“DOMESTICACIÓN ES ESCLAVIZACIÓN” por Cristina Izquierdo

La especie humana se ha autoproclamado superior a todas las demás, arrogándose el derecho a someter y manipular al resto de animales mediante prácticas como la domesticación, que les despoja de su libertad para convertirlos en esclavos.

A través de la cría selectiva y el confinamiento, el ser humano ha moldeado las características físicas y psicológicas de diversas especies animales con el fin de convertirlas en recursos que explotar y usar en su propio beneficio, ya sea como alimento, vestimenta, compañía o cualquier otro propósito. Este proceso de sometimiento forzoso es lo que conocemos como “domesticación”. Los animales domesticados pasan a ser completamente dependientes de sus “dueños”, pues quedan imposibilitados para sobrevivir en libertad y prosperar por sus propios medios. Los consideramos propiedades, tomamos el control de sus vidas y disponemos de ellas a nuestro antojo. La domesticación es el camino directo hacia la esclavización de millones de individuos, generación tras generación. Todos ellos son descendientes de ancestros salvajes que, en un momento dado, fueron arrancados de su hábitat natural para atraparlos en un círculo de cautiverio sin fin. No son animales domésticos sino domesticados, es decir, seres cuya naturaleza original fue pervertida en aras de satisfacer los intereses humanos; esclavos sin esperanza de liberación.

Mediante la experimentación de todo tipo de cruces selectivos, el ser humano aprendió a manipular la genética de los animales sobre los que ejercía su dominio, con el fin de obtener determinados rasgos que resultaran útiles o atractivos a sus explotadores. Así es como se crearon las diferentes razas, tanto de aquellas especies consideradas “de consumo”, como de las denominadas “de compañía”. El resultado es, en muchos casos, animales con graves problemas de salud, derivados de la selección de características físicas grotescas y antinaturales.

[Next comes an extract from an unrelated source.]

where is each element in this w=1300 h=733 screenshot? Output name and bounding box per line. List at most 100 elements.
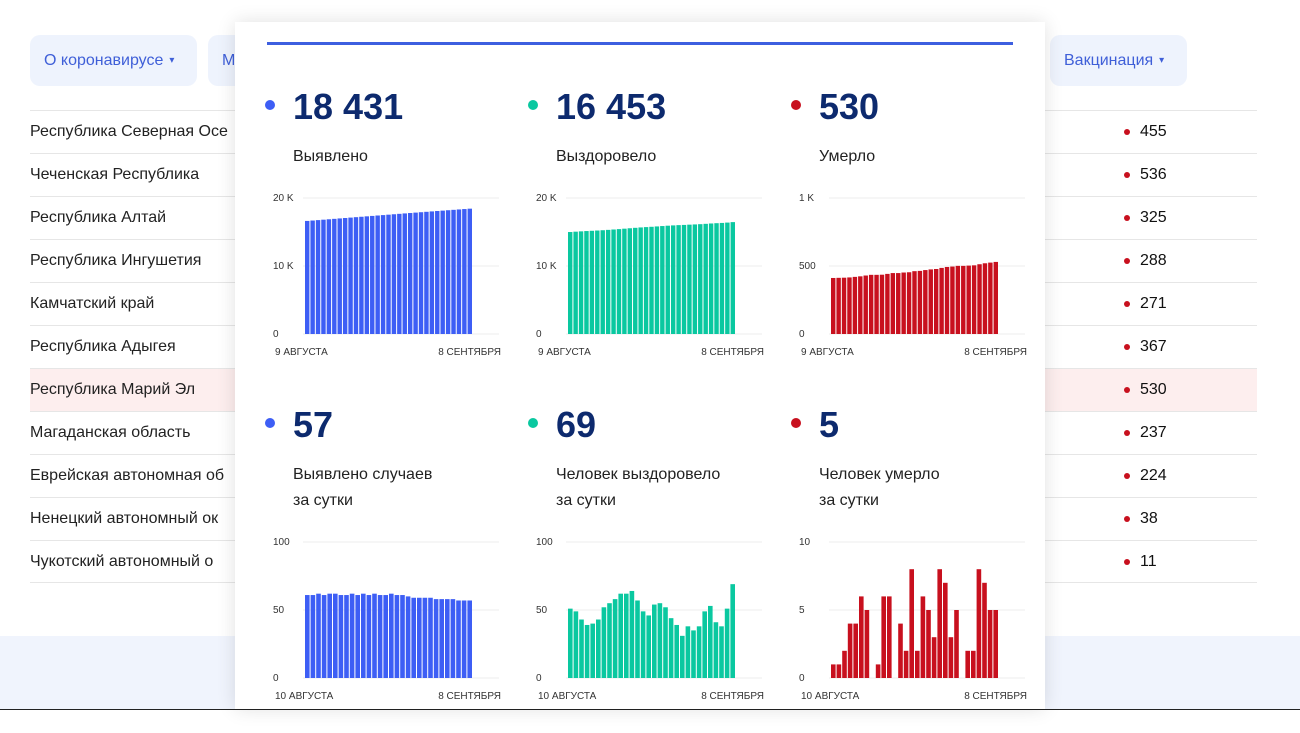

Domesticación es esclavitud normalizada y amparada por el paradigma especista y antropocéntrico dominante, el cual proclama la supremacía humana sobre el resto de animales. Así que, ¿por qué no someter también a individuos de especies salvajes a ese proceso de privación de libertad e independencia para que nos sirvan, por ejemplo, como entretenimiento o compañía? Circos, zoos y particulares sostienen un lucrativo negocio de tráfico de animales, los cuales son capturados en su medio natural o criados en cautividad para su venta. Recientemente, diversos medios de comunicación se hicieron eco del caso de Roger, el primer canguro “doméstico” comprado para servir como “mascota”, tras ser vendido a su nuevo “dueño” por el zoo en el que se encontraba cautivo. Y la noticia recibió, sin excepción, un tratamiento superficial y complaciente; un enfoque amable que, una vez más, da pábulo a la consideración de los demás animales como seres supeditados a los intereses y arbitrios humanos. Roger es una víctima más de la moda de las “mascotas exóticas”, un animal salvaje destinado a vivir en libertad, en su entorno natural, junto a sus congéneres, que ha visto truncada su existencia por la mano opresiva de una especie cuya voracidad parece no encontrar límites.

Ya no es posible reparar el daño infligido a las especies domesticadas, pero sí podemos dejar de tratar al resto de animales como recursos, detener la producción de vidas esclavas y asumir nuestra responsabilidad sobre los ya nacidos bajo el yugo de la domesticación, velando por sus intereses y derechos como individuos y proporcionándoles una vida conforme a los mismos.